In [None]:
# data science
import scipy as sp
import numpy as np
import pandas as pd
# i/o
import json

In [None]:
print(path_countries_per_region := '/home/weinold/github/pylcaio_integration_with_brightway/helper_functions/countries_per_region.json')
print(path_countries := '/home/weinold/github/pylcaio_integration_with_brightway/helper_functions/countries.json')

PRO_f dataframe:

| index | activityNameId | io_geography |
| ----- | -------------- | ------------ |
| 10 | 1 | RoW |
| 11 | 1 | CH |
| 12 | 1 | AT |
| 13 | 2 | RoW |
| 14 | 2 | DE |
| 15 | 2 | CH |
| 16 | 3 | FR |
| 17 | 3 | BE |
| 18 | 4 | RoW |
| 19 | 4 | CH |
| 20 | 4 | AT |

should look like:

| activityNameId | io_geography_list | RoW_region |
| -------------- | ----------------- | ---------- |
| 1 | RoW, CH, AT | RoW(1) |
| 2 | RoW, DE, CH | RoW(2) |
| 4 | RoW, CH, AT | RoW(1) |




In [None]:
def identify_rows(self):
    """ Method to identify the various unique Rest of the World (RoW) regions of the LCA database

    Returns:
    --------
        The updated self.dictRoW in which unique RoW regions are identified in terms of countries they include

    """

    # contains a list of activityNameId's that are 'PRO_f.io_geography[i]=='RoW (=LCA RoW)'
    unique_activities_using_row = list(
        set( # removes duplicates
            self.PRO_f.activityNameId[ # nota bene: activityNameId is Master Data!
                [i for i in self.PRO_f.index if self.PRO_f.io_geography[i] == 'RoW']].tolist()
        )
    )

    RoW_activities = defaultdict(list)

    # how and WHERE are `geography` and `io_geography` matched?

    # list of tuples (activityNameId (=Master Data), geography)
    # where activityNameId where one of the geographis is 'RoW' and
    # where geography is a list of all regions that are associated with one activityNameId
    tupl = [  
        i for i in zip( # zip creates tuple
            self.PRO_f.activityNameId.loc[
                [
                    i for i in self.PRO_f.index
                    if self.PRO_f.activityNameId[i] in unique_activities_using_row
                ]
            ],
            self.PRO_f.io_geography.loc[
                [
                    i for i in self.PRO_f.index
                    if self.PRO_f.activityNameId[i] in unique_activities_using_row
                ]
            ]
        )
    ]

    # ok, dictionary is filled
    for activity, geography in tupl:
        RoW_activities[activity].append(geography)

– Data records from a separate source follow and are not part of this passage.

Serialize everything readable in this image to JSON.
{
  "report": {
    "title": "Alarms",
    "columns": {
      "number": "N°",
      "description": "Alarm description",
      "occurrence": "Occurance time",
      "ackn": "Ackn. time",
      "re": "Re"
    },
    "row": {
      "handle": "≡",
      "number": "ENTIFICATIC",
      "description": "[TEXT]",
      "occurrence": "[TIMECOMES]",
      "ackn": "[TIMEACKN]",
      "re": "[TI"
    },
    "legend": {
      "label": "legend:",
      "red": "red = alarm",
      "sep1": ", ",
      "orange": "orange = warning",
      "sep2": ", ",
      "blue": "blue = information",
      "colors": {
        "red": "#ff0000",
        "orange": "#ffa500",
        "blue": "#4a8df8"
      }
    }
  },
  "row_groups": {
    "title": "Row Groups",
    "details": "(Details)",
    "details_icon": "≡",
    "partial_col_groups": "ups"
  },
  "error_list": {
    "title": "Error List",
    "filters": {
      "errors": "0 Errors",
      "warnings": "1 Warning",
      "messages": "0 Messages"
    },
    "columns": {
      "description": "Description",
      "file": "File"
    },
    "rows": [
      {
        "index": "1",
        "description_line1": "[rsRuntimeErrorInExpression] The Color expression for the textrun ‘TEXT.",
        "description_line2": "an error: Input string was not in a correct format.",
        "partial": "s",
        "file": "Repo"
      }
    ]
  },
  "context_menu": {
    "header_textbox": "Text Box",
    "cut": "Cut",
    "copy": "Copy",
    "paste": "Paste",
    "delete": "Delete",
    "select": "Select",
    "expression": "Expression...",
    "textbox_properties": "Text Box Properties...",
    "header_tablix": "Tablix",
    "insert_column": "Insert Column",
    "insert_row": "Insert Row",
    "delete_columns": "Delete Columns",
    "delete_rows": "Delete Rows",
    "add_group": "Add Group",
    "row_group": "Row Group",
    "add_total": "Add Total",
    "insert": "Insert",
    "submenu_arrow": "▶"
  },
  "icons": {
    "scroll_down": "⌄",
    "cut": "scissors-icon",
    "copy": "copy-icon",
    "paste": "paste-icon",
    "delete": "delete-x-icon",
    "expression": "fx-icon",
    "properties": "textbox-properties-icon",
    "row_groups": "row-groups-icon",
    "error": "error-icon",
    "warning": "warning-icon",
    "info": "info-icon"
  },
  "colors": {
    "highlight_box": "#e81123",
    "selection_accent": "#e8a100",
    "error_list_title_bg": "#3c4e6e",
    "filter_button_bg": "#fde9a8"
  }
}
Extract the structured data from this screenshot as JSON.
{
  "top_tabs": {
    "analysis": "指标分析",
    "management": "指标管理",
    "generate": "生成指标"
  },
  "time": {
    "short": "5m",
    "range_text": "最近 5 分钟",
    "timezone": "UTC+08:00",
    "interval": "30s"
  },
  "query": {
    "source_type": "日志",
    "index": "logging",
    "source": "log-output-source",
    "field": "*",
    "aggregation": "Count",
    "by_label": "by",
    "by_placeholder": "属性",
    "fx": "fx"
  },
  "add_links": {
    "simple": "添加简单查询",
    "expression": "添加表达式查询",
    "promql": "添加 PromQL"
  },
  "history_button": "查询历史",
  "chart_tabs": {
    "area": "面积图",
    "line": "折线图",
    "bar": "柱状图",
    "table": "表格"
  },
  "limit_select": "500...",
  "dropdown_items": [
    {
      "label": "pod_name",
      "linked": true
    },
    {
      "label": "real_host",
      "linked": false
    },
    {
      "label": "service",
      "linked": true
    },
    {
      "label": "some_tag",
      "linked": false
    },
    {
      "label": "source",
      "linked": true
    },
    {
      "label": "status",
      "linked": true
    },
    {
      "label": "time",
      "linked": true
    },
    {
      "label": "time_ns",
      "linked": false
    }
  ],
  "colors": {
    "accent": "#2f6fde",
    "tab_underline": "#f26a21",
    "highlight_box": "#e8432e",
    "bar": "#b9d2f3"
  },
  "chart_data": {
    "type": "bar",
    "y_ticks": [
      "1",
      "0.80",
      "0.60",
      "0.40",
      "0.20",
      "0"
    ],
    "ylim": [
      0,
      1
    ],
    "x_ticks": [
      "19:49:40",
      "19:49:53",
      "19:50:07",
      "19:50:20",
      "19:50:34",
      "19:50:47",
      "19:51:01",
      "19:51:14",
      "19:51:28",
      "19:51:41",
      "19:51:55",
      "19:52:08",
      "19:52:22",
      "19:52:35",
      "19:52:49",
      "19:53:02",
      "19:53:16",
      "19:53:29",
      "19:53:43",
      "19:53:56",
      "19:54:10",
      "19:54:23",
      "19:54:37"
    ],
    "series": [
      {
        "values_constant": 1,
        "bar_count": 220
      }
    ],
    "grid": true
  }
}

    # remove 'RoW' from dict values
    RoW_activities = {activity: [geography1 for geography1 in geography if geography1 != 'RoW'] for activity, geography in RoW_activities.items()}

    # delete from RoW_activities processes which had only RoW as geography and are thus empty now
    for key in [i for i in list(RoW_activities.keys()) if RoW_activities[i] == []]:
        del RoW_activities[key]
        
    # put every element to the same level (elements that are lists are transformed to lists of lists)
    for values in list(RoW_activities.values()):
        for i in range(0, len(values)):
            if values[i] in self.countries_per_regions.keys():
                values[i] = self.countries_per_regions[values[i]]

    # for elements that are lists of lists stemming from the replacement of ['RER'] by [['AT','BE',...]],
    # add all of the together in a single list
    for keys in RoW_activities.keys():
        for item in RoW_activities[keys]:
            if isinstance(item, list):
                RoW_activities[keys] = sum_elements_list(RoW_activities[keys])
    # remove duplicates inside the elements
    for keys in list(RoW_activities.keys()):
        RoW_activities[keys] = list(set(RoW_activities[keys]))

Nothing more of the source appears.